AMD MI300X · 192 GB HBM3 · openai-whisper STT · Llama 3.3 70B FP16 · vLLM 0.17.1 · Google Translate · CrewAI agents · Qdrant memory
WebSocket JSON → local machine · total <800ms
03
You see the translation floating above Discord
A transparent window stays on top of your screen without covering Discord. You see the Japanese text, a romaji pronunciation guide so you can read it aloud, and the English translation. Select a suggested reply and the Discord bot delivers it — or tap “I’ll Speak” to say it yourself using the phonetic guide.

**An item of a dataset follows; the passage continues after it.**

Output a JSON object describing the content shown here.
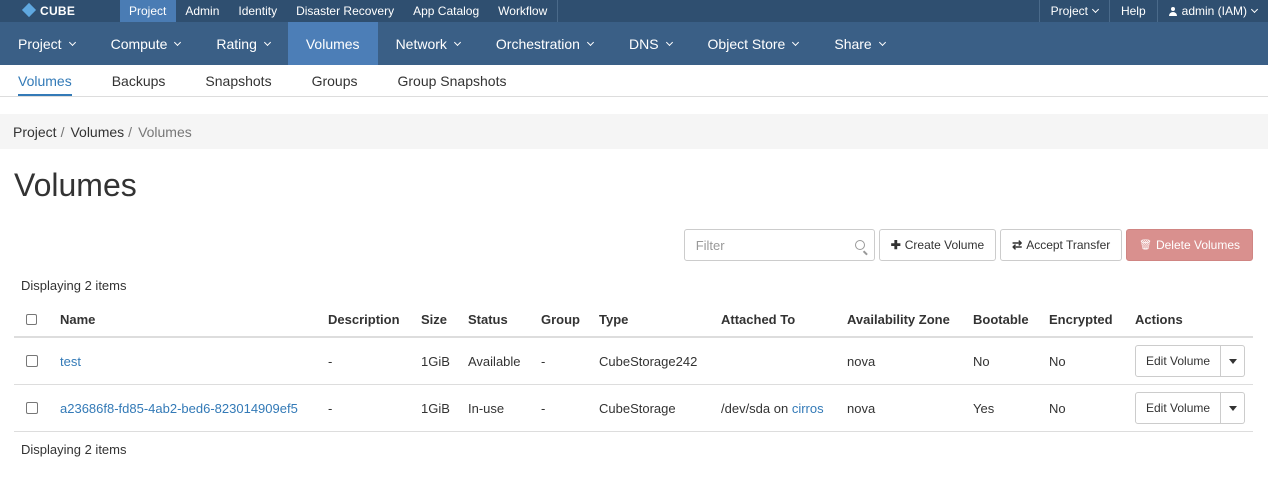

Tauri v2 · Rust · React 19 · TypeScript strict · Jotai · Framer Motion · transparent always-on-top window
Step 02 in detail
Inside the AI cloud — AMD MI300X · 192 GB HBM3
Python · ROCm 7.2 · vLLM 0.17.1 · PyTorch 2.6.0
STT
openai-whisper
PCM → Japanese text + word-level timestamps for karaoke
<150ms
TRANSLATE · pass 1
Google Translate
Fast EN result → shown immediately as fast packet
<100ms
TRANSLATE · pass 2
vLLM — Llama 3.3 70B FP16
Style-refined EN → updates card as refined packet
<700ms
ROMAJI
pykakasi
JP text → phonetic reading for pronunciation guide
<5ms
AGENTS — deferred, does not block translation
CrewAI 3-agent pipeline · vLLM + Qdrant
Analyst — retrieves top-K past utterances from Qdrant (per-speaker vector memory), assesses conversation context and emotional register
Strategist — receives Analyst brief, decides reply type (agreement / question / reaction / game callout), produces structured handoff
Writer — generates 3 style-matched Japanese reply suggestions from Strategist’s brief · each suggestion pre-synthesized via edge-tts
~8–15s (deferred)
JavaScript — Discord bot
Python — AI server
Rust — Tauri backend
TypeScript — React UI
Python — FastAPI AI server (AMD MI300X)
Key engineering decisions
01
openai-whisper, not WhisperX
WhisperX uses CTranslate2 for inference acceleration — CTranslate2 has no ROCm backend. Running WhisperX on AMD MI300X silently falls back to CPU: 10–20× slower. openai-whisper runs natively on PyTorch + ROCm with full GPU utilization. Not a preference — the alternative would have broken the latency target entirely.
02
Tauri, not Electron
50 MB binary vs Electron’s 200+ MB. The Rust backend gives native always-on-top transparent windows with no chrome, direct OS API access, and a real security sandbox — non-negotiable for a persistent screen overlay.
03
SSH tunnel, not public port
All traffic between the local bot and AMD cloud routes through SSH port 22. Zero firewall rules, zero exposed WebSocket endpoints, zero attack surface. The production path is identical to the development path.
04
Per-speaker, not mixed audio
Discord’s VoiceReceiver provides separate Opus streams per user ID. Mixing destroys speaker identity before transcription. Each stream gets its own openai-whisper task, enabling per-speaker karaoke cards and context-aware reply suggestions.
05
FP16 + 80% VRAM cap
192 GB HBM3 fits Llama 3.3 70B in full FP16 — no INT4/INT8. Japanese honorifics, register, and verb endings encode in the tail of the probability distribution; INT4 truncates that tail. vLLM is capped at --gpu-memory-utilization 0.80, reserving ~38 GB for Whisper. The default 100% leaves zero VRAM for STT and fails silently at runtime.
06
pykakasi, not MeCab
MeCab requires a native shared library compiled against a specific OS and dictionary version — inside a ROCm Docker container with non-standard Python, that is a multi-hour dependency tangle. pykakasi is pure Python: one pip install, zero native deps, zero build step. The romaji quality difference is negligible for pronunciation guidance.